The PKL format is similar to the DTA file format, but supports multiple MS/MS datasets in a single file. The first line of a PKL dataset contains the observed m/z, intensity, and charge state of the precursor peptide as a triplet of space separated values. Subsequent lines contain space separated pairs of fragment ion m/z and intensity values.

Multiple MS/MS datasets are delimited by at least one blank line.

PerSeptive (.PKS)

PSD peak lists exported from Grams as .PKS files contain data from a single PSD spectrum. Since the .PKS format does not include details of the precursor peptide m/z, this information must be entered manually into the PRECURSOR and CHARGE form fields. This limitation also means that multiple spectra cannot be merged into a single data file.
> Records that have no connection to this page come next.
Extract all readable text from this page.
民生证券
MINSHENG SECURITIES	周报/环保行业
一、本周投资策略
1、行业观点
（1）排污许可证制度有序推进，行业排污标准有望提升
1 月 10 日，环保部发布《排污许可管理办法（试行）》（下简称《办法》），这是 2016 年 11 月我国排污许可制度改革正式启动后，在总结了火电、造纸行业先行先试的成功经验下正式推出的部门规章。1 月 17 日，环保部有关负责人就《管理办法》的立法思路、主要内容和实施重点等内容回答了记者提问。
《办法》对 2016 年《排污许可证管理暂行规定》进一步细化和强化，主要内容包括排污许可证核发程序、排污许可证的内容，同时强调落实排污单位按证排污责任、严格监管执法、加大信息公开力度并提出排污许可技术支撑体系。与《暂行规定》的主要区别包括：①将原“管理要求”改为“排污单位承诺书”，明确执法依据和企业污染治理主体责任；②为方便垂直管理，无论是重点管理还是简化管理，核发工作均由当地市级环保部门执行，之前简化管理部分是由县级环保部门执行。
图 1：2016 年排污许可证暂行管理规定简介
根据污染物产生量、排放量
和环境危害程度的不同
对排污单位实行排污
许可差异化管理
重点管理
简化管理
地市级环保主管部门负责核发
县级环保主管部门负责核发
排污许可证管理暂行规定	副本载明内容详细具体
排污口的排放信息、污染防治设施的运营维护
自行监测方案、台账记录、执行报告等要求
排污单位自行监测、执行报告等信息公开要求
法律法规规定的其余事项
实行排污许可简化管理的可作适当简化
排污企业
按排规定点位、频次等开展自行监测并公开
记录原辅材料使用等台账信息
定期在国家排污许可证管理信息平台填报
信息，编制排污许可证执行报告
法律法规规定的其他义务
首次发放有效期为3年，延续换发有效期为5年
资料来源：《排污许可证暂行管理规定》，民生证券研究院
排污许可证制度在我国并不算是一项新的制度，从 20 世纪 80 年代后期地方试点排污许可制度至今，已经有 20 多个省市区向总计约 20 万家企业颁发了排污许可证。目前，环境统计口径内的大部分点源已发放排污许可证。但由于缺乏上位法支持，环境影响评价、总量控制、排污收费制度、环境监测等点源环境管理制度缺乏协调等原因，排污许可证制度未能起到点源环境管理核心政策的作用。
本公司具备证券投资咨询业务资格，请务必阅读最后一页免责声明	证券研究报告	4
Example of the .PKS file format:

"Peak Table"
OP=0
Center X Peak Y Left X Right X Time X Mass Difference Name
STD.Misc Height Left Y Right Y %Height,Width,%Area,%Quan,H/A
818.39992 4265.0000 818.39992 818.39992 81554.550 0 818.3999
C 0.? 0 4265.0000 4265.0000
820.42154 3765.0000 820.42154 820.42154 81616.547 0 820.4215
C 0.? 0 3765.0000 3765.0000
842.38252 2571.0000 842.10681 842.62999 82290.021 0 842.3825
C 0.? 0 1800.0000 1800.0000
.
.
.

Sciex API III

Peak lists exported from PE Sciex API III contain data from a single MS/MS spectrum. Since the file format does not include details of the precursor peptide m/z, this information must be entered manually into the PRECURSOR and CHARGE form fields. This limitation also means that multiple spectra cannot be merged into a single data file.
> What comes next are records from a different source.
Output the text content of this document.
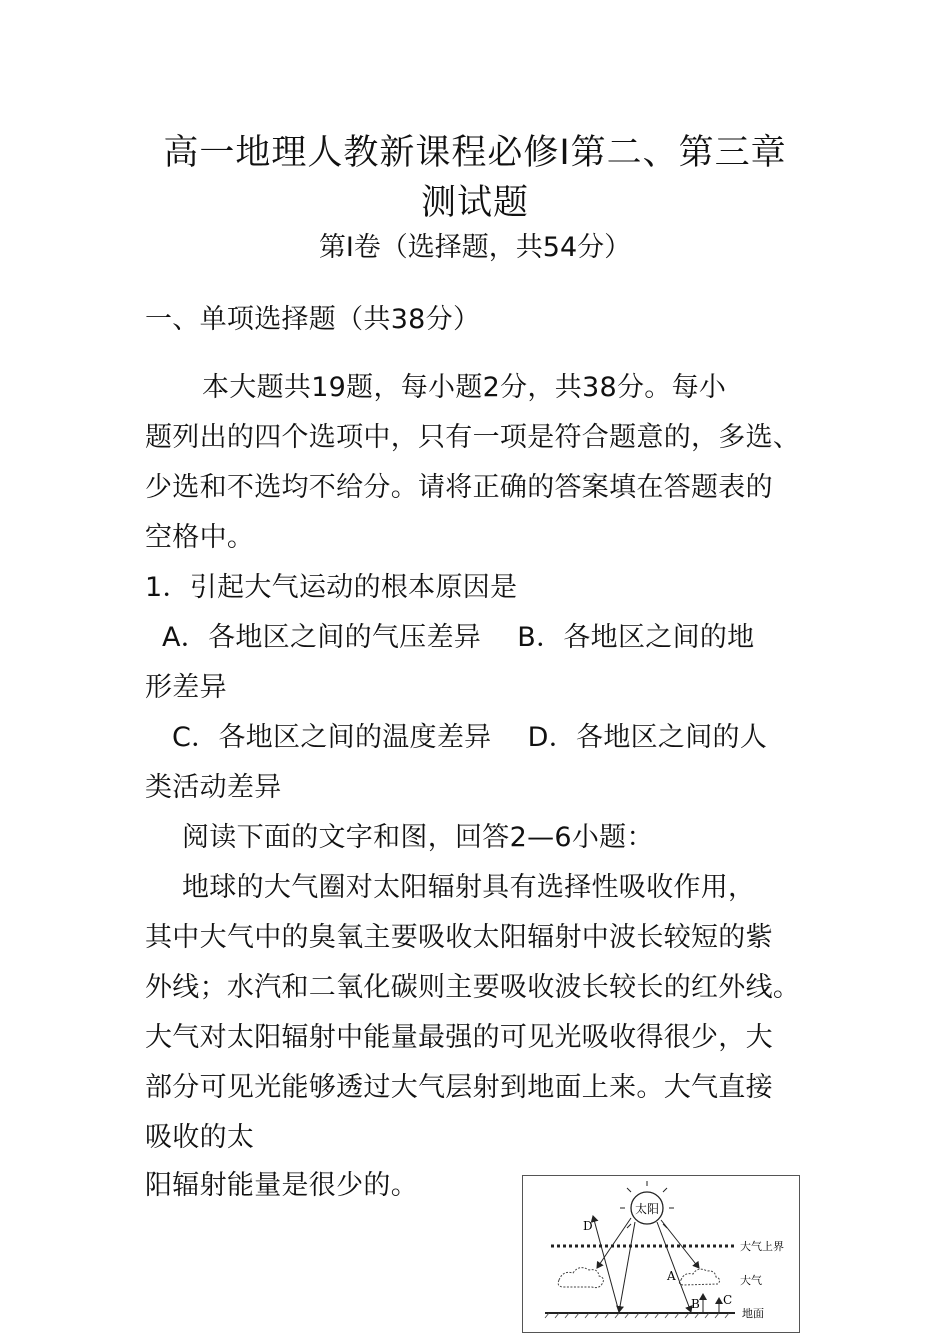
高一地理人教新课程必修Ⅰ第二、第三章
测试题
第Ⅰ卷（选择题，共54分）
一、单项选择题（共38分）
本大题共19题，每小题2分，共38分。每小
题列出的四个选项中，只有一项是符合题意的，多选、
少选和不选均不给分。请将正确的答案填在答题表的
空格中。
1．引起大气运动的根本原因是
A．各地区之间的气压差异　 B．各地区之间的地
形差异
C．各地区之间的温度差异　 D．各地区之间的人
类活动差异
阅读下面的文字和图，回答2—6小题：
地球的大气圈对太阳辐射具有选择性吸收作用，
其中大气中的臭氧主要吸收太阳辐射中波长较短的紫
外线；水汽和二氧化碳则主要吸收波长较长的红外线。
大气对太阳辐射中能量最强的可见光吸收得很少，大
部分可见光能够透过大气层射到地面上来。大气直接
吸收的太
阳辐射能量是很少的。
太阳
大气上界
大气
地面
D
A
B C
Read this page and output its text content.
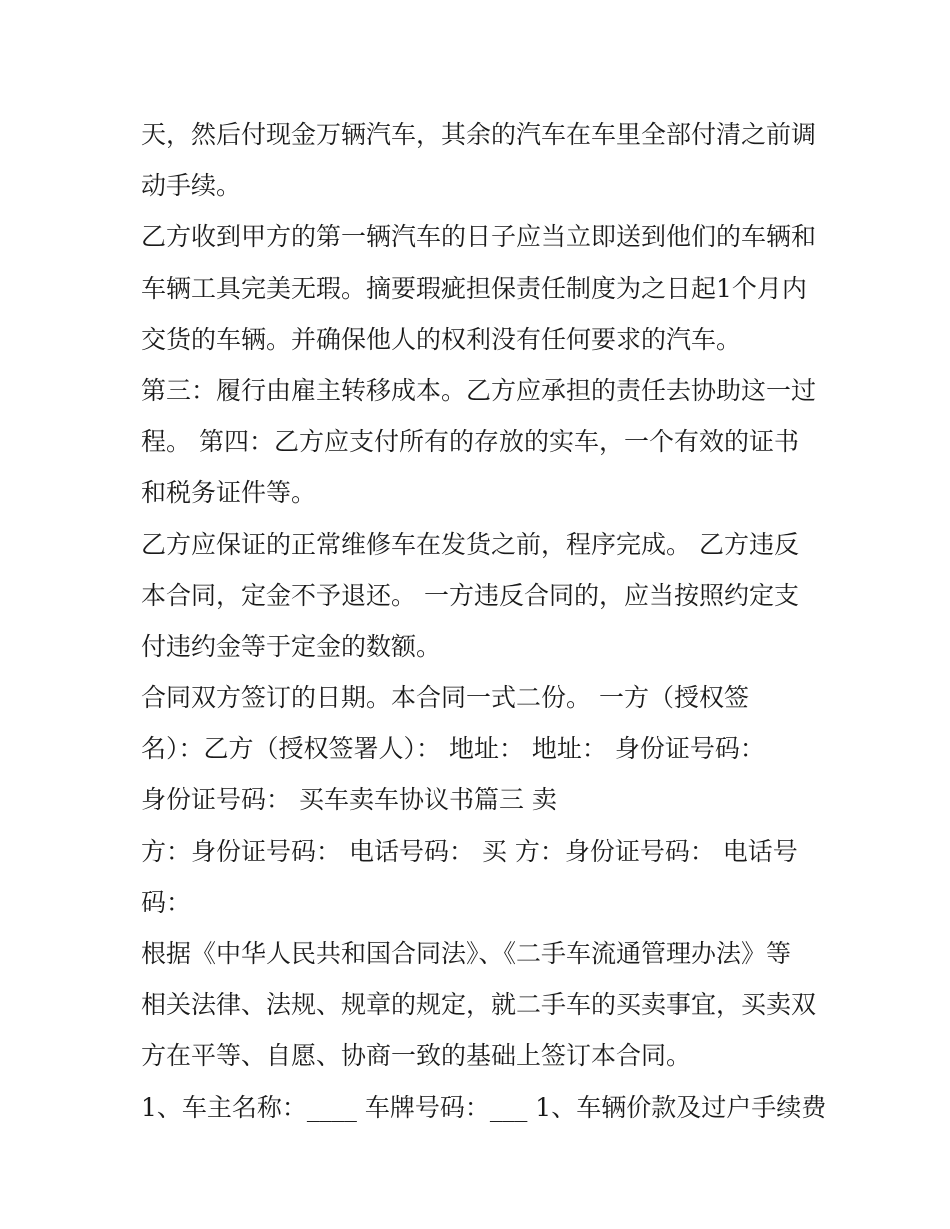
天，然后付现金万辆汽车，其余的汽车在车里全部付清之前调
动手续。
乙方收到甲方的第一辆汽车的日子应当立即送到他们的车辆和
车辆工具完美无瑕。摘要瑕疵担保责任制度为之日起1个月内
交货的车辆。并确保他人的权利没有任何要求的汽车。
第三：履行由雇主转移成本。乙方应承担的责任去协助这一过
程。 第四：乙方应支付所有的存放的实车，一个有效的证书
和税务证件等。
乙方应保证的正常维修车在发货之前，程序完成。 乙方违反
本合同，定金不予退还。 一方违反合同的，应当按照约定支
付违约金等于定金的数额。
合同双方签订的日期。本合同一式二份。 一方（授权签
名）：乙方（授权签署人）： 地址： 地址： 身份证号码：
身份证号码： 买车卖车协议书篇三 卖
方：身份证号码： 电话号码： 买 方：身份证号码： 电话号
码：
根据《中华人民共和国合同法》、《二手车流通管理办法》等
相关法律、法规、规章的规定，就二手车的买卖事宜，买卖双
方在平等、自愿、协商一致的基础上签订本合同。
1、车主名称：____ 车牌号码：___ 1、车辆价款及过户手续费
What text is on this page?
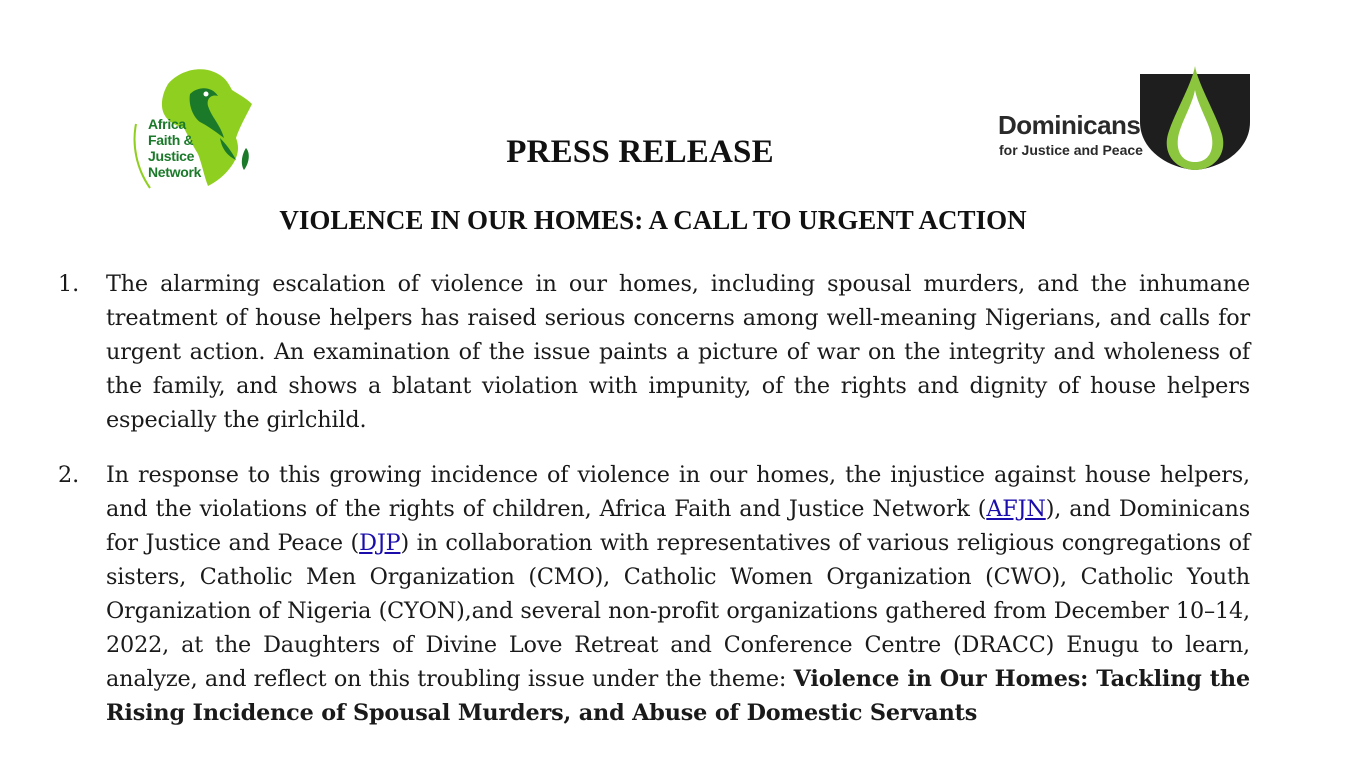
Africa
Faith &
Justice
Network
Dominicans
for Justice and Peace
PRESS RELEASE
VIOLENCE IN OUR HOMES: A CALL TO URGENT ACTION
1. The alarming escalation of violence in our homes, including spousal murders, and the inhumane treatment of house helpers has raised serious concerns among well-meaning Nigerians, and calls for urgent action. An examination of the issue paints a picture of war on the integrity and wholeness of the family, and shows a blatant violation with impunity, of the rights and dignity of house helpers especially the girlchild.
2. In response to this growing incidence of violence in our homes, the injustice against house helpers, and the violations of the rights of children, Africa Faith and Justice Network (AFJN), and Dominicans for Justice and Peace (DJP) in collaboration with representatives of various religious congregations of sisters, Catholic Men Organization (CMO), Catholic Women Organization (CWO), Catholic Youth Organization of Nigeria (CYON),and several non-profit organizations gathered from December 10–14, 2022, at the Daughters of Divine Love Retreat and Conference Centre (DRACC) Enugu to learn, analyze, and reflect on this troubling issue under the theme: Violence in Our Homes: Tackling the Rising Incidence of Spousal Murders, and Abuse of Domestic Servants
Example of PE Sciex peak list format:

287.50 650 287.5
301.00 1150 301.0
305.00 1150 305.0
315.00 6550 315.0
321.00 16,000 321.0
333.00 3050 333.0
333.50 1800 333.5
370.00 1550 370.0
.
.
.

Bruker (.XML)

Bruker XMASS and flexAnalysis save peak lists in a simple XML format. A DTD or XSD for the format is not publicly available. For each peak, Mascot takes the m/z value from the <mass> element and the intensity from the <absi> element.

The file format for MS/MS does not include details of the precursor peptide m/z, so this information must be entered manually into the PRECURSOR and CHARGE form fields. This limitation also means that multiple spectra cannot be merged into a single data file.

mzData (.XML)

Mascot supports mzData version 1.05. Follow the link for a schema document and further information.